30 deaths across a decade: all tragic, but consider those numbers in light of the risk we face every time we take a step, turn a corner, plug in a product, or take a bite of food. Far more children die each year from salmonella–do we ban chicken and meats? There are about 30,000 deaths a year in the US for accidental poisoning and about 40,000 automobile deaths a year, with thousands of children in both categories. 3.5 million children aged 14 years and under suffer medically treated sports injuries each year, with many more deaths than cribs could ever cause. Do we ban sports?

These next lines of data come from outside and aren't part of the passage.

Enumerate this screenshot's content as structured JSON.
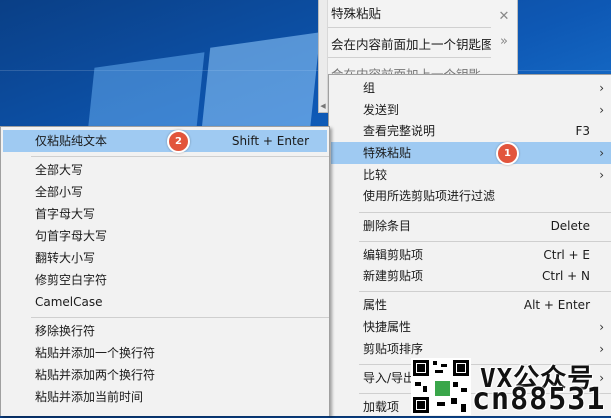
{
  "clipboard_window": {
    "items": [
      "特殊粘贴",
      "会在内容前面加上一个钥匙图",
      "会在内容前面加上一个钥匙"
    ],
    "close_glyph": "✕",
    "more_glyph": "»"
  },
  "context_menu": {
    "items": [
      {
        "label": "组",
        "accel": "",
        "arrow": "›"
      },
      {
        "label": "发送到",
        "accel": "",
        "arrow": "›"
      },
      {
        "label": "查看完整说明",
        "accel": "F3",
        "arrow": ""
      },
      {
        "label": "特殊粘贴",
        "accel": "",
        "arrow": "›",
        "badge": "1"
      },
      {
        "label": "比较",
        "accel": "",
        "arrow": "›"
      },
      {
        "label": "使用所选剪贴项进行过滤",
        "accel": "",
        "arrow": ""
      },
      {
        "label": "删除条目",
        "accel": "Delete",
        "arrow": ""
      },
      {
        "label": "编辑剪贴项",
        "accel": "Ctrl + E",
        "arrow": ""
      },
      {
        "label": "新建剪贴项",
        "accel": "Ctrl + N",
        "arrow": ""
      },
      {
        "label": "属性",
        "accel": "Alt + Enter",
        "arrow": ""
      },
      {
        "label": "快捷属性",
        "accel": "",
        "arrow": "›"
      },
      {
        "label": "剪贴项排序",
        "accel": "",
        "arrow": "›"
      },
      {
        "label": "导入/导出",
        "accel": "",
        "arrow": "›"
      },
      {
        "label": "加载项",
        "accel": "",
        "arrow": ""
      }
    ]
  },
  "paste_submenu": {
    "items": [
      {
        "label": "仅粘贴纯文本",
        "accel": "Shift + Enter",
        "badge": "2"
      },
      {
        "label": "全部大写",
        "accel": ""
      },
      {
        "label": "全部小写",
        "accel": ""
      },
      {
        "label": "首字母大写",
        "accel": ""
      },
      {
        "label": "句首字母大写",
        "accel": ""
      },
      {
        "label": "翻转大小写",
        "accel": ""
      },
      {
        "label": "修剪空白字符",
        "accel": ""
      },
      {
        "label": "CamelCase",
        "accel": ""
      },
      {
        "label": "移除换行符",
        "accel": ""
      },
      {
        "label": "粘贴并添加一个换行符",
        "accel": ""
      },
      {
        "label": "粘贴并添加两个换行符",
        "accel": ""
      },
      {
        "label": "粘贴并添加当前时间",
        "accel": ""
      }
    ]
  },
  "watermark": {
    "line1": "VX公众号",
    "line2": "cn88531"
  },
  "colors": {
    "highlight": "#9fcaf2",
    "badge": "#e2553c",
    "menu_bg": "#f2f2f2"
  }
}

About 50,000 people a year go to the hospital because of skateboards, with many more deaths than cribs. Among useful but dangerous products, consider lawnmowers, where over 150 people die each year (that’s 5 decades worth of deaths from cribs at our current rate). Time for a ban?

There are hidden costs and even injuries for safety measures that are too strict. Alternative products and alternative behaviors have their own set of consequences. Will parents now be tempted to let kids sleep on beds or without the enclosed protection of cribs because the new generation of cribs are too expensive or too inconvenient? Is there any guarantee that children nationwide will be safer because of the ban?

I love kids and want them safe, but am most comfortable when informed parents take responsibility for that. When one person in an unelected position can make broad new rules that wipe out products that millions of people have found to be safe and effective, this changing of the rules midstream is a terrible disincentive for innovation in children’s products and innovation in general. Why bother with making the safest, most innovative drop-down crib when you’re going to be lumped with inferior products and stuck with a blanket ban that wipes our your business? It’s easy to do in the name of the children, but there are a lot of more pressing problems that children face, and better ways to deal with them than having one regulator issue laws without direct accountability to the people. Chalk one up for innovation fatigue.

Anytime is a tough time to be an innovator, but it’s especially tough when government gets overly involved in helping without considering the unintended consequences of the help, or the opportunity cost from helping in areas where help isn’t really needed. The quest to protect children is one area where the temptation to be overzealous can be especially strong. Who could be against protecting children?